Outline

This project investigates the exponential distribution in R and compares it with the Central Limit Theorem. The exponential distribution can be simulated in R with rexp(n, lambda) where lambda is the arrival rate or any rate parameter. The mean of exponential distribution is 1/lambda and the standard deviation is also 1/lambda. In this experiment lambda = 0.2 has been set for all simulations. Then the distribution of averages of 40 exponentials is computed with thousand simulations.

Simulations

The plots of the result are generated by ggplot2 libraries.

# set seed for reproducability
set.seed(2016)

# Set sampling values as described in the project instructions
lambda <- 0.2   # lambda

n <- 40         # number of exponentials

sims <- 1000    # number of simulations

#Run simulations
sim_exp <- replicate(sims, rexp(n, lambda))

#Calc the means of the exponential simulations
means_exp <- apply(sim_exp, 2, mean)

#Histogram of the means

hist(means_exp, breaks=40, xlim = c(2,9), main="Exponential Function Simulation Means", col = "blue")

Sample Mean versus Theoretical Mean

The expected mean \(\mu\) of a exponential distribution of rate \(\lambda\) is

\(\mu= \frac{1}{\lambda}\)

mean(means_exp)
## [1] 4.979186

Let \(v\) be the average sample mean of 1000 simulations of 40 randomly sampled exponential distributions.

# plot histogram of the sample means
hist(means_exp, col="blue", main="Theoretical Mean vs. Actual Mean", xlim = c(2,9),breaks=40, xlab = "Simulation Means")

# plot a vertical red line at the mean of the sample means
abline(v=mean(means_exp), lwd="4", col="red")

As you can notice that computed mean \(\mu\) is 5.0 and simulated mean is = 4.994975 which are very very close.

Sample Variance versus Theoretical Variance

# theoretical standard deviation vs. simulation standard deviation
print(paste("Theoretical standard deviation: ", round( (1/lambda)/sqrt(n) ,4)))
## [1] "Theoretical standard deviation:  0.7906"

The variance \(Var\) of standard deviation \(\sigma\) is \(Var = \sigma^2\) .

print(paste("Practical standard deviation: ", round(sd(means_exp) ,4))) 
## [1] "Practical standard deviation:  0.7991"
print(paste("Theoretical variance: ", round( ((1/lambda)/sqrt(n))^2 ,4)))
## [1] "Theoretical variance:  0.625"
print(paste("Practical variance: ", round(sd(means_exp)^2 ,4)))
## [1] "Practical variance:  0.6385"

As you can see the theoretical varince and standard deviations are very close to practical variance and standard deviation. Since variance is the square of the standard deviations, minor differnces will persist, but will still be close.

Distribution

Comparing the population means & standard deviation with a normal distribution of the expected values.

# plot the means
#General Plot with ditribution curve drawn
hist(means_exp, prob=TRUE, col="blue", main="Exponential Function Simulation Means", breaks=40, xlim=c(2,9), xlab = "Simulation Means")
lines(density(means_exp), lwd=3, col="red")
# Normal distribution line creation
x <- seq(min(means_exp), max(means_exp), length=2*n)
y <- dnorm(x, mean=1/lambda, sd=sqrt(((1/lambda)/sqrt(n))^2))
lines(x, y, pch=22, col="black", lwd=2, lty = 2)

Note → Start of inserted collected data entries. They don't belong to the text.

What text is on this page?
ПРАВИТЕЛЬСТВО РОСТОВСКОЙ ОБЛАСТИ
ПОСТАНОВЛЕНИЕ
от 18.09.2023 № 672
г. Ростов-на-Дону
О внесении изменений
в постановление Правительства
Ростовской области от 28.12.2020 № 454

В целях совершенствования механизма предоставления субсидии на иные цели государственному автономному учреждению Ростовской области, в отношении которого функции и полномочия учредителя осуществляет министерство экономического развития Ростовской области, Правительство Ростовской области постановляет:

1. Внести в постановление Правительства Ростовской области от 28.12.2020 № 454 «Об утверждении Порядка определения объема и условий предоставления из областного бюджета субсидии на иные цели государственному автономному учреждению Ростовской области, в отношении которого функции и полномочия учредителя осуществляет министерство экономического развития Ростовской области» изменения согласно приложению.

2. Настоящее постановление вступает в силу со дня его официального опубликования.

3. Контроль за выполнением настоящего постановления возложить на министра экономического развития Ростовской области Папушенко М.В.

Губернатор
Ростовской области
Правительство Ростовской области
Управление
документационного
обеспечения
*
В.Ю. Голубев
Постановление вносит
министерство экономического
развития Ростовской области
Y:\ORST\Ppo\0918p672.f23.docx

As the graph shows, the distribution of means of our sampled exponential distributions appear to follow a normal distribution, due to the Central Limit Theorem. If we increased our number of samples (currently 1000), the distribution would be even closer to the standard normal distribution.The dotted line above is a normal distribution curve and we can see that it is very close to our sampled curve, which is the red line above.